Lawmakers need to know how much of the cost will be borne by the federal government and how much by the state; how the new responsibilities will be divided among state agencies, managed care organizations and health care providers, and how much work remains to be done to get the system up and running.
The potential for glitches and confusion is huge, and the consequences dire for patients, health-care providers and taxpayers. Think back to the “unforseeen technical issues” that plagued rollout of the $101 million Benefind system and disrupted the security of thousands of vulnerable Kentuckians in 2016. Before that, the rollout of managed care Medicaid strained the finances of health-care providers, threatening the survival of some rural hospitals.

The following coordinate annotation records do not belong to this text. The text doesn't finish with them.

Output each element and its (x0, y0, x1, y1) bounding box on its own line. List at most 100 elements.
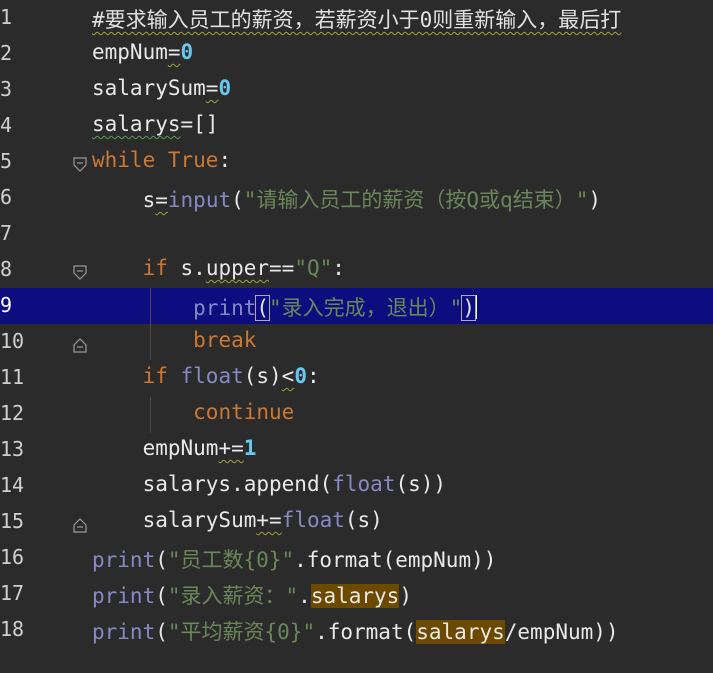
code-token: salarySum (142, 508, 257, 532)
code-token: break (193, 328, 257, 352)
line-number: 14 (0, 473, 25, 497)
code-token: . (298, 584, 311, 608)
code-line[interactable]: 1 #要求输入员工的薪资，若薪资小于0则重新输入，最后打 (0, 0, 713, 36)
code-text[interactable]: if s.upper=="Q": (92, 256, 345, 280)
code-text[interactable]: if float(s)<0: (92, 364, 320, 388)
code-token: salarySum (92, 76, 206, 100)
code-text[interactable]: print("员工数{0}".format(empNum)) (92, 544, 496, 574)
code-editor[interactable]: 1 #要求输入员工的薪资，若薪资小于0则重新输入，最后打 2 empNum=0 3 sal… (0, 0, 713, 673)
code-text[interactable]: break (92, 328, 256, 352)
code-line[interactable]: 7 (0, 216, 713, 252)
line-number: 8 (0, 257, 13, 281)
code-line[interactable]: 11 if float(s)<0: (0, 360, 713, 396)
code-text[interactable]: print("平均薪资{0}".format(salarys/empNum)) (92, 616, 619, 646)
line-number: 16 (0, 545, 25, 569)
code-line[interactable]: 6 s=input("请输入员工的薪资（按Q或q结束）") (0, 180, 713, 216)
code-token: (s)) (395, 472, 447, 496)
code-line[interactable]: 5 while True: (0, 144, 713, 180)
code-token: True (167, 148, 219, 172)
code-token: ) (399, 584, 412, 608)
code-text[interactable]: salarySum+=float(s) (92, 508, 383, 532)
code-line[interactable]: 4 salarys=[] (0, 108, 713, 144)
code-token: print (92, 548, 156, 572)
code-line[interactable]: 3 salarySum=0 (0, 72, 713, 108)
line-number: 6 (0, 185, 13, 209)
code-token: print (92, 584, 156, 608)
code-text[interactable]: empNum=0 (92, 40, 193, 64)
code-token: ( (255, 295, 271, 321)
line-number: 17 (0, 581, 25, 605)
code-text[interactable]: while True: (92, 148, 231, 172)
code-line[interactable]: 14 salarys.append(float(s)) (0, 468, 713, 504)
code-line[interactable]: 2 empNum=0 (0, 36, 713, 72)
code-token: 1 (243, 436, 257, 460)
text-caret (474, 295, 477, 319)
line-number: 2 (0, 41, 13, 65)
code-line[interactable]: 8 if s.upper=="Q": (0, 252, 713, 288)
code-line[interactable]: 9 print("录入完成，退出）") (0, 288, 713, 324)
code-token: float (332, 472, 396, 496)
code-text[interactable]: empNum+=1 (92, 436, 257, 460)
fold-toggle-icon[interactable] (73, 154, 87, 172)
code-line[interactable]: 15 salarySum+=float(s) (0, 504, 713, 540)
code-text[interactable]: salarys=[] (92, 112, 218, 136)
code-text[interactable]: #要求输入员工的薪资，若薪资小于0则重新输入，最后打 (92, 4, 621, 34)
code-token: s. (180, 256, 206, 280)
code-token: : (306, 364, 320, 388)
code-text[interactable]: s=input("请输入员工的薪资（按Q或q结束）") (92, 184, 601, 214)
code-token: print (92, 620, 156, 644)
code-line[interactable]: 17 print("录入薪资：".salarys) (0, 576, 713, 612)
line-number: 13 (0, 437, 25, 461)
code-token: ) (461, 295, 476, 321)
code-token: 0 (294, 364, 307, 388)
line-number: 15 (0, 509, 25, 533)
code-token: if (142, 256, 181, 280)
code-token: float (281, 508, 345, 532)
code-token: = (167, 40, 181, 64)
code-token: == (269, 256, 295, 280)
code-token: #要求输入员工的薪资，若薪资小于0则重新输入，最后打 (92, 8, 622, 32)
code-token: s (142, 188, 156, 212)
code-token: /empNum)) (504, 620, 619, 644)
code-text[interactable]: print("录入薪资：".salarys) (92, 580, 412, 610)
code-token: += (218, 436, 244, 460)
fold-toggle-icon[interactable] (73, 514, 87, 533)
line-number: 9 (0, 293, 13, 317)
line-number: 4 (0, 113, 13, 137)
code-line[interactable]: 13 empNum+=1 (0, 432, 713, 468)
code-token: 0 (218, 76, 232, 100)
line-number: 5 (0, 149, 13, 173)
code-token: =[] (180, 112, 219, 136)
code-token: (s) (344, 508, 383, 532)
code-text[interactable]: continue (92, 400, 294, 424)
code-token: ) (588, 188, 601, 212)
indent-guide (150, 288, 151, 360)
code-text[interactable]: salarySum=0 (92, 76, 231, 100)
code-token: ( (231, 188, 244, 212)
code-token: salarys (416, 620, 505, 644)
code-token: (s) (243, 364, 282, 388)
code-token: .format( (315, 620, 417, 644)
fold-toggle-icon[interactable] (73, 334, 87, 353)
code-token: : (218, 148, 232, 172)
code-token: salarys (92, 112, 181, 136)
code-text[interactable]: salarys.append(float(s)) (92, 472, 446, 496)
code-line[interactable]: 16 print("员工数{0}".format(empNum)) (0, 540, 713, 576)
line-number: 11 (0, 365, 25, 389)
code-token: += (256, 508, 282, 532)
code-line[interactable]: 12 continue (0, 396, 713, 432)
fold-toggle-icon[interactable] (73, 262, 87, 280)
code-token: upper (205, 256, 270, 280)
line-number: 7 (0, 221, 13, 245)
code-line[interactable]: 18 print("平均薪资{0}".format(salarys/empNum)… (0, 612, 713, 648)
code-line[interactable]: 10 break (0, 324, 713, 360)
line-number: 18 (0, 617, 25, 641)
code-token: : (332, 256, 345, 280)
code-token: empNum (92, 40, 168, 64)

The Bevin administration estimates that in five years, the equivalent of 95,000 fewer low-income Kentuckians will be covered by Medicaid, although the actual number of people who will temporarily lose health coverage is likely to be much higher. Failing to report a change of income, for example, even if the person is still eligible for Medicaid, can result in being locked out for six months. Going for six months without blood pressure or diabetes medicine ensures that the person will be sicker — and more expensive to treat — upon being restored to Medicaid.
All Medicaid enrollees will have to repeatedly prove their eligibility, although even Bevin says only “a small subset” is shirking opportunities to work. The new system also will have to track a rewards program that lets people earn vision and dental care by participating in certain activities. The complexity all but guarantees that some people will lose health care because of breakdowns in the record-keeping system.
Bevin, who brags of ending government red tape, is building a red-tape-o-rama designed to deprive Kentuckians of health care. Lawmakers should ask questions.